2.3. – A ciò va aggiunto che il motivo del ricorso deve necessariamente possedere i caratteri della tassatività e della specificità ed esige una precisa enunciazione, di modo che il vizio denunciato possa rientrare nelle categorie logiche previste dall’art. 360 c.p.c.; essendo, pertanto, inammissibile la critica generale (e inevitabilemente generica) della sentenza impugnata, formulata con una articolazione di doglianze non riferibili al provvedimento impugnato, e quindi non chiaramente individuabili (Cass. n. 11603 del 2018). Le proposte censure, come rapsodicamente articolate, appalesano piuttosto lo scopo del ricorrente di contestare globalmente le motivazioni poste a sostegno della decisione impugnata, risolvendosi, in buona sostanza, nella richiesta di una inammissibile generale (ri)valutazione alternativa delle ragioni poste a fondamento della sentenza impugnata, in senso antagonista rispetto a quella compiuta dal giudice di appello (Cass. n. 1885 del 2018); così, inammissibilmente, rimettendo al giudice di legittimità il compito di isolare le singole doglianze teoricamente proponibili, onde ricondurle a uno dei mezzi di impugnazione enunciati dal citato art. 360 c.p.c. per poi ricercare quali disposizioni possano essere utilizzabili allo scopo; in sostanza, dunque, cercando di attribuire al giudice di legittimità il compito di dar forma e contenuto giuridici alle generiche censure del ricorrente, per poi decidere su di esse (Cass. n. 22355 del 2019; Cass. m 2051 del 2019).

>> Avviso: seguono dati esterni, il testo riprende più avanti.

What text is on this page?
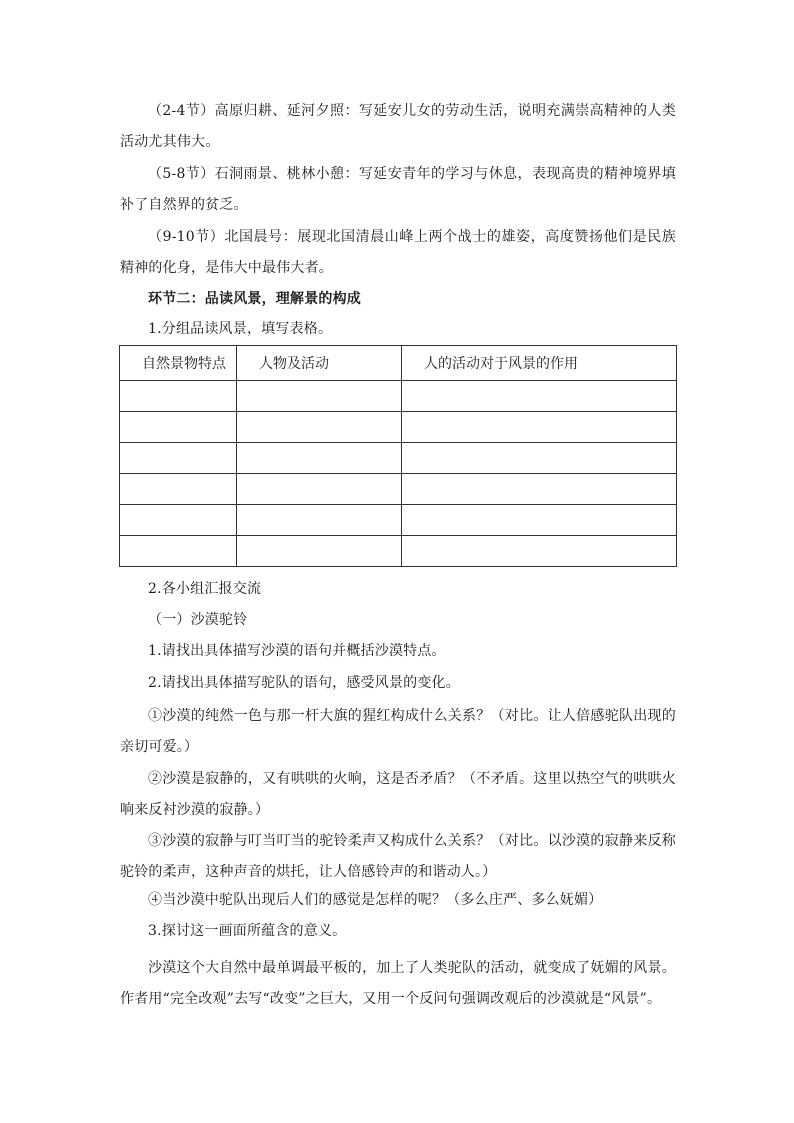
（2-4节）高原归耕、延河夕照：写延安儿女的劳动生活，说明充满崇高精神的人类活动尤其伟大。

（5-8节）石洞雨景、桃林小憩：写延安青年的学习与休息，表现高贵的精神境界填补了自然界的贫乏。

（9-10节）北国晨号：展现北国清晨山峰上两个战士的雄姿，高度赞扬他们是民族精神的化身，是伟大中最伟大者。

环节二：品读风景，理解景的构成

1.分组品读风景，填写表格。

自然景物特点	人物及活动	人的活动对于风景的作用

2.各小组汇报交流

（一）沙漠驼铃

1.请找出具体描写沙漠的语句并概括沙漠特点。

2.请找出具体描写驼队的语句，感受风景的变化。

①沙漠的纯然一色与那一杆大旗的猩红构成什么关系？（对比。让人倍感驼队出现的亲切可爱。）

②沙漠是寂静的，又有哄哄的火响，这是否矛盾？（不矛盾。这里以热空气的哄哄火响来反衬沙漠的寂静。）

③沙漠的寂静与叮当叮当的驼铃柔声又构成什么关系？（对比。以沙漠的寂静来反称驼铃的柔声，这种声音的烘托，让人倍感铃声的和谐动人。）

④当沙漠中驼队出现后人们的感觉是怎样的呢？（多么庄严、多么妩媚）

3.探讨这一画面所蕴含的意义。

沙漠这个大自然中最单调最平板的，加上了人类驼队的活动，就变成了妩媚的风景。作者用“完全改观”去写“改变”之巨大，又用一个反问句强调改观后的沙漠就是“风景”。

3. – Il ricorso è inammissibile. Le spese, liquidate come in dispositivo, seguono la soccombenza. Va emessa la dichiarazione ai sensi del D.P.R. n. 115 del 2002, art. 13, comma 1 quater.
PQM
La Corte dichiara inammissibile il ricorso; condanna il ricorrente a rimborsare alla controparte le spese processuali del presente giudizio di legittimità, liquidate in complessivi Euro 2.100,00, a titolo di compensi, oltre eventuali spese prenotate a debito. D.P.R. n. 115 del 2002, Ex art. 13, comma 1-quater, dà atto della sussistenza dei presupposti processuali per il versamento, da parte del ricorrente principale, di un ulteriore importo a titolo di contributo unificato pari a quello previsto per il ricorso, a norma dello stesso art. 13, comma 1 bis se dovuto.
Così deciso in Roma, nella camera di consiglio della sezione seconda civile della Corte Suprema di Cassazione, il 23 giugno 2020.